Seit im Ersten Weltkrieg die frühen Panzer auf den Schlachtfeldern erscheinen, bereiten sie Angst und Schrecken sowohl außen als auch innen. Was vielen Menschen beim Betrachten von Bildern, Filmen und Modellen zunächst nicht anders als ein kurioses Fahrzeug der anderen Art erscheint, bringt aus der unentrückbaren Nähe seines Inneren all die verborgenen und leicht ignorierbaren Botschaften bedrückend nahe: eine mobile Kriegsmaschine mit einer einverleibten Besatzung aus Fleisch und Blut. Sehr verletzliche Innereien also, inmitten eines Stahlmantels. Ihr Ziel ist es, unversehrt zu bleiben aber außen möglichst viel Schaden anzurichten. Es fragt sich, wer es schlimmer trifft: der Mensch innerhalb oder der außerhalb dieser mobilen, aggressiven Mikrowelt. Es hängt davon ab, wer zuerst getroffen wird.
An diesem Tag bleibt der T34 nicht, wie sonst, alleine stehen, ohne den anhaftenden Zerstörungszusammenhang. Den destruktiven Kontext zeigen die entschärfte Echt-Granate neben dem Heck des Panzers. Groß, schwer, wird jede einzelne zig mal gehoben, verstaut, aufgenommen, um schließlich in die Kanone im Turm des Kampfwagens geschoben und abgefeuert zu werden – Hand- und Akkordarbeit von meist sehr jungen Männern oder treffender von älteren Jungs, die überall besser aufgehoben sind als in einem Panzer, auf einem Schlachtfeld, in einem Krieg. Im T34 wird den Besuchern klar, dass das Leben vor dem 8. Mai 1945 ein sehr anderes als das heutige ist. Und das dieses Leben viel mit Leiden und mit Sterben zu tun hat. Das komische Fahrzeug Panzer offenbart seine grausame Logik. Zur Technik gehört der Terror. Und der Horror ebenfalls. „Panzerfaust“, Panzermine und das Modell einer Magnetladung am Rumpf zeigen, wie Soldaten den Ungetümen zu Leibe rücken. All dies ist nur ein kleiner Einblick in das, was auf dem damaligen Schlachtfeld passiert, aber greifbarer, als es sonst hier geboten wird.

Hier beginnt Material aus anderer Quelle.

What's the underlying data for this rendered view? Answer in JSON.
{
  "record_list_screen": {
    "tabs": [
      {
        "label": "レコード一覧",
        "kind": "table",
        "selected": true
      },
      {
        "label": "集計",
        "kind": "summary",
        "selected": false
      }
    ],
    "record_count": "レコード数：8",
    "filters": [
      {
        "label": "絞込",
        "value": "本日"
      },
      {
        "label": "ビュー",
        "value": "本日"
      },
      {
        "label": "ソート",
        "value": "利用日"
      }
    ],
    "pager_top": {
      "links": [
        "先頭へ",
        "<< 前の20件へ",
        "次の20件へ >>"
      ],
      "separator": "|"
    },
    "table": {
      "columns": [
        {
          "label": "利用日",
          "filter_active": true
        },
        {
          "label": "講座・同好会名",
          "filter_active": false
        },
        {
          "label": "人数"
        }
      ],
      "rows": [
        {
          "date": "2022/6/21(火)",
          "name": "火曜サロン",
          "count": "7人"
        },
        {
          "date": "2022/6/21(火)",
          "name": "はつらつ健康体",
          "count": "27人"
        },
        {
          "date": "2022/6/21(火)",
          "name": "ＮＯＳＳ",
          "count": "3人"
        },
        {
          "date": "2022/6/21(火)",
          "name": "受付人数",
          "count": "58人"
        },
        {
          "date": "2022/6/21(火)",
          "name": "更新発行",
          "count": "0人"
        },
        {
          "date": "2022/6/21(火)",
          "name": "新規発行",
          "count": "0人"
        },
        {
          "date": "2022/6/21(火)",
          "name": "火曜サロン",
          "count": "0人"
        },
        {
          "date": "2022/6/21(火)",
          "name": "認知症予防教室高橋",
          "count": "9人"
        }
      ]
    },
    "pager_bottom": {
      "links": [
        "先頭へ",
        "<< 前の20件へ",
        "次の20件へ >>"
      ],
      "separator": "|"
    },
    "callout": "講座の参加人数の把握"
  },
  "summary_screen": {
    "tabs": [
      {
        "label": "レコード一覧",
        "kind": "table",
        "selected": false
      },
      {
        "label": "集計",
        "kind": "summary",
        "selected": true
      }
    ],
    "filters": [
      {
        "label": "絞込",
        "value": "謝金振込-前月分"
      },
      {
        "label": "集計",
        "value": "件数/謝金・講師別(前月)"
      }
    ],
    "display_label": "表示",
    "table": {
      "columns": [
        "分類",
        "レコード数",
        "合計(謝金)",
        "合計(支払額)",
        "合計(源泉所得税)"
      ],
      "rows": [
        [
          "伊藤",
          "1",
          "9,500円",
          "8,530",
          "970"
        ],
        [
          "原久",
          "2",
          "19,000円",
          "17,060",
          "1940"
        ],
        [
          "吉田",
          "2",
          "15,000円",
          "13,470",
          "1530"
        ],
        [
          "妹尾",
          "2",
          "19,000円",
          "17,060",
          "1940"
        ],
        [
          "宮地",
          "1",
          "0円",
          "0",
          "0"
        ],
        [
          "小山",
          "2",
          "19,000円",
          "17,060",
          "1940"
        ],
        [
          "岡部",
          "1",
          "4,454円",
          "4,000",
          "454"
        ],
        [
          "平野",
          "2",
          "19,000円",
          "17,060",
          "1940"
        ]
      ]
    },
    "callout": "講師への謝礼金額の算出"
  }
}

Das fehlende Teilstück zwischen der Realität des Krieges und der heroisierenden Präsentation der sowjetischen Waffen, wie sie die SED-Bezirksleitung Frankfurt/Oder und SED-Kreisleitung Seelow Anfang der siebziger Jahren des vorigen Jahrhunderts an diesem Ort installieren lassen und die seither unverändert das Bild des Ortes prägt, bildet an diesem Tag ein 300 Kilogramm schweres, rostiges Stück Eisen. Im Jahre 1945 ist es Teil eines T34-Turmes.Würden wir seine Masse und seine Größe nicht kennen, sähe es aus wie das Bruchstück einer Tasse. Wölbung, Gießfugen und Spuren von Halterungen lassen die Herkunft des Fragments erkennen. Es stammt aus der Nähe von Alt-Tucheband, jenem Ort inmitten des Oderbruchs und inmitten des damaligen Infernos. Die überdimensionierte Eisenscherbe ist das letzte Überbleibsel eines sowjetischen Panzers, gefunden bei Feldarbeiten nahe der heutigen Bundesstraße 1, Jahrzehnte nach dem Kriegsende, wie so viele Hinterlassenschaften der Kämpfe. Es ist das, was übrig bleibt und was der Boden zuweilen hergibt, damit wir begreifen können, dass ein versehrtes Teil mitunter mehr erzählt, als ein unversehrtes Ganzes.